There are moments in life when people lose confidence and refuse to work hard to realize their cherished dreams. Langston Hughes offers several feasible scenarios where dreamers postpone their dreams and skillfully depicts some negative and noxious effects of such rush action. Harlem consists of eleven short lines in four stanzas and has the structure of rhetoric. The poem just asks and gives a bunch of alarming answers to the eternal question of “what happens to a dream deferred?” (Hughes 83).
The central theme of the poem is an evident limitation of the American dream for African Americans. Being a black poet in America, Hughes clearly understood all the challenges and dismay African Americans were facing in those terrible years. The “dream deferred” was their destroyed and disappointed dream of freedom, equality, self-respect and opportunities to achieve a success in still racially segregated America (Walker 52). The writer did not describe some particular vain dream but strived to show general hostile and oppressive environment that prevented African Americans from obtaining great things in their lives.
At first, postponed dream is compared to “a raisin in the sun” (Hughes 83). The dream itself looks like a juicy and fresh grape but if desolate, it will surely dry up and become completely useless. Secondly, the poet used the image of a festering sore that showed a feeling of pain and infection. In other words, unfulfilled dreams resemble grievous injury that can even infect and poison people’s mind. The next line “Does it stink like rotten meat” is employed to magnify the sense of disgust (Hughes 83).

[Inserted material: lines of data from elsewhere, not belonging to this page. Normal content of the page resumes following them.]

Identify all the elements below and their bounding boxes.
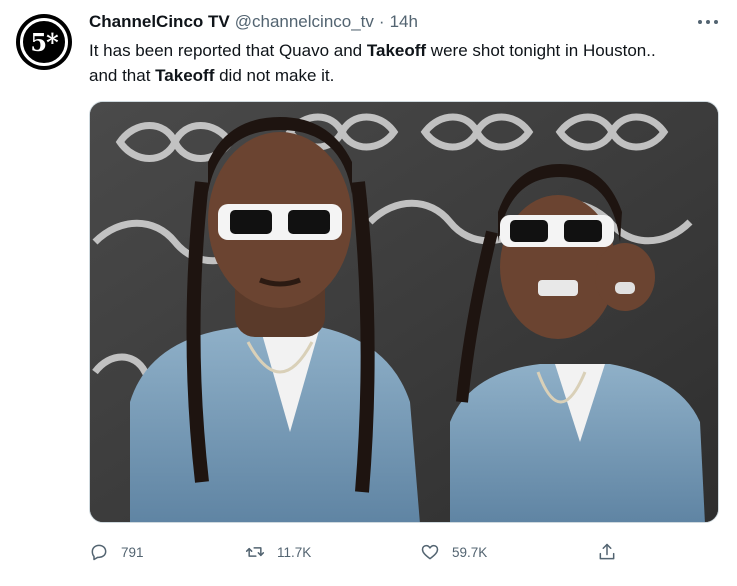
- retweet-button[interactable]: 11.7K: [245, 538, 311, 566]
- tweet-text: It has been reported that Quavo and Take…: [89, 38, 729, 88]
- avatar-logo-text: 5*: [30, 27, 58, 57]
- display-name[interactable]: ChannelCinco TV: [89, 12, 230, 32]
- text-bold-segment: Takeoff: [155, 66, 215, 85]
- tweet-header: ChannelCinco TV @channelcinco_tv · 14h: [89, 12, 418, 32]
- more-dot: [714, 20, 718, 24]
- like-count: 59.7K: [452, 544, 488, 560]
- separator-dot: ·: [378, 12, 385, 31]
- heart-icon: [421, 544, 439, 560]
- retweet-icon: [245, 547, 265, 557]
- text-segment: and that: [89, 66, 156, 85]
- like-button[interactable]: 59.7K: [420, 538, 487, 566]
- more-dot: [698, 20, 702, 24]
- tweet-actions: 791 11.7K 59.7K: [89, 538, 719, 566]
- tweet-photo[interactable]: [89, 101, 719, 523]
- tweet-text-line-1: It has been reported that Quavo and Take…: [89, 38, 729, 63]
- retweet-count: 11.7K: [277, 544, 312, 560]
- more-dot: [706, 20, 710, 24]
- tweet: 5* ChannelCinco TV @channelcinco_tv · 14…: [0, 0, 737, 586]
- text-bold-segment: Takeoff: [366, 41, 427, 60]
- text-segment: It has been reported that Quavo and: [89, 41, 367, 60]
- tweet-text-line-2: and that Takeoff did not make it.: [89, 63, 729, 88]
- reply-icon: [91, 544, 107, 561]
- more-options-icon[interactable]: [694, 12, 722, 32]
- reply-button[interactable]: 791: [89, 538, 144, 566]
- timestamp[interactable]: 14h: [390, 12, 418, 32]
- avatar[interactable]: 5*: [16, 14, 72, 70]
- reply-count: 791: [121, 544, 144, 560]
- text-segment: were shot tonight in Houston..: [426, 41, 656, 60]
- photo-illustration: [90, 102, 718, 522]
- share-icon: [599, 543, 615, 560]
- avatar-logo: 5*: [20, 18, 68, 66]
- text-segment: did not make it.: [214, 66, 335, 85]
- share-button[interactable]: [597, 538, 617, 566]
- user-handle[interactable]: @channelcinco_tv: [235, 12, 374, 32]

Finally, the deferred dream may result in acute disappointment and will even reach a physical state of decline and moral lapse. Langston Hughes sums up that neglected dreams could not just disappear and can end in some social damages or destructive outcomes. The writer frankly sympathized with African Americans who found themselves entangled in the meshes of slavery. That’s why he attempted to demonstrate that people could easily change from obedient martyrs into violent rebels if not permitted to chase their God-given rights.

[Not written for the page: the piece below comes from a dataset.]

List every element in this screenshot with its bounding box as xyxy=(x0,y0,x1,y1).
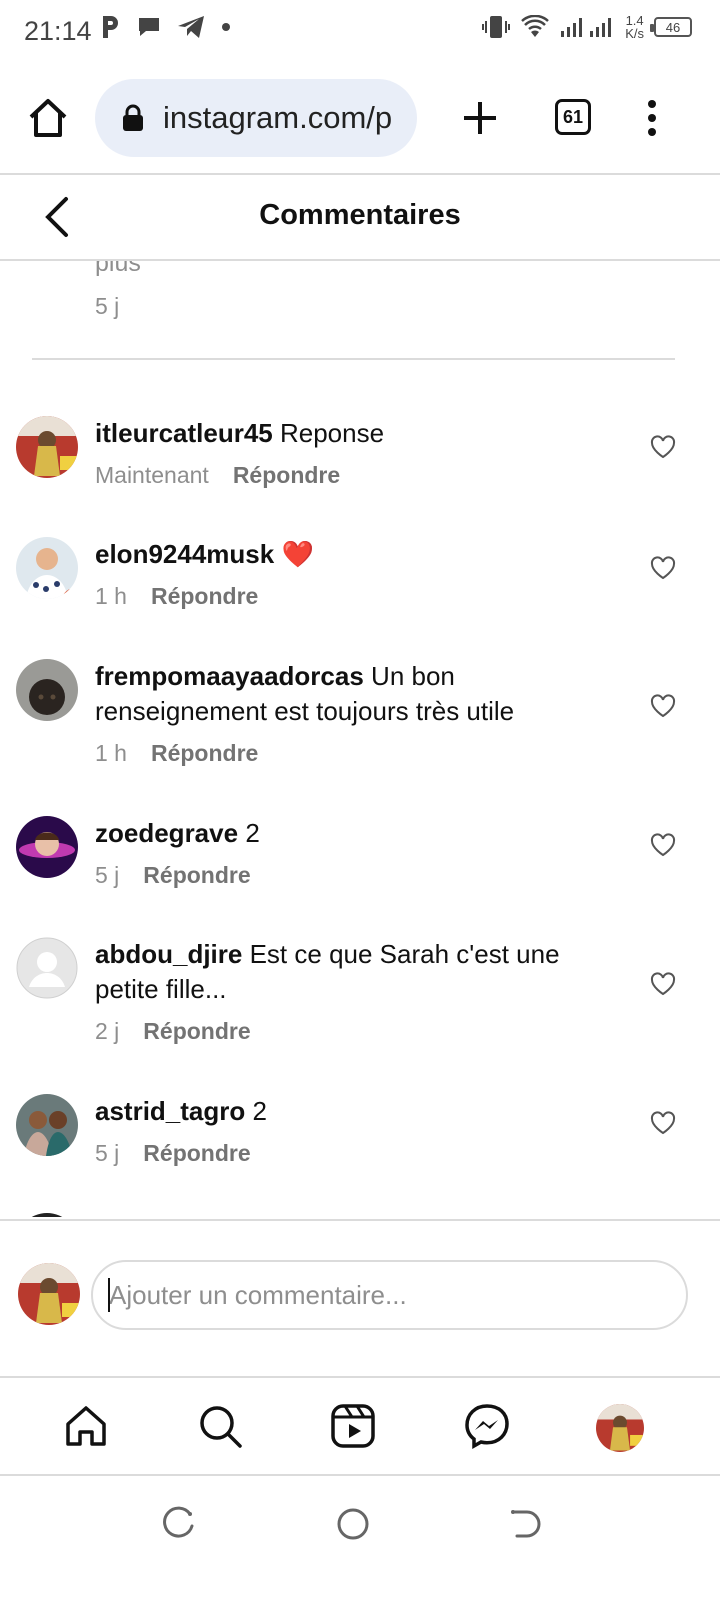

So, Hughes succeeded in proving the great importance of following dreams and consummately depicted hopes and aspiration of all African American’s population in particular.
Works Cited
Cooper, Floyd. Coming Home: From the Life of Langston Hughes. New York: Philomel Books, 1994. Print.
Hughes, Langston. The Collected Poems of Langston Hughes. Knoph, 1994. Print.
Rampersad, Arnold. The Life of Langston Hughes. 2nd ed. New York: Oxford University Press, 2002. Print.
Walker, Alice. Langston Hughes, American Poet. New York: Harper Collins, 1998. Print.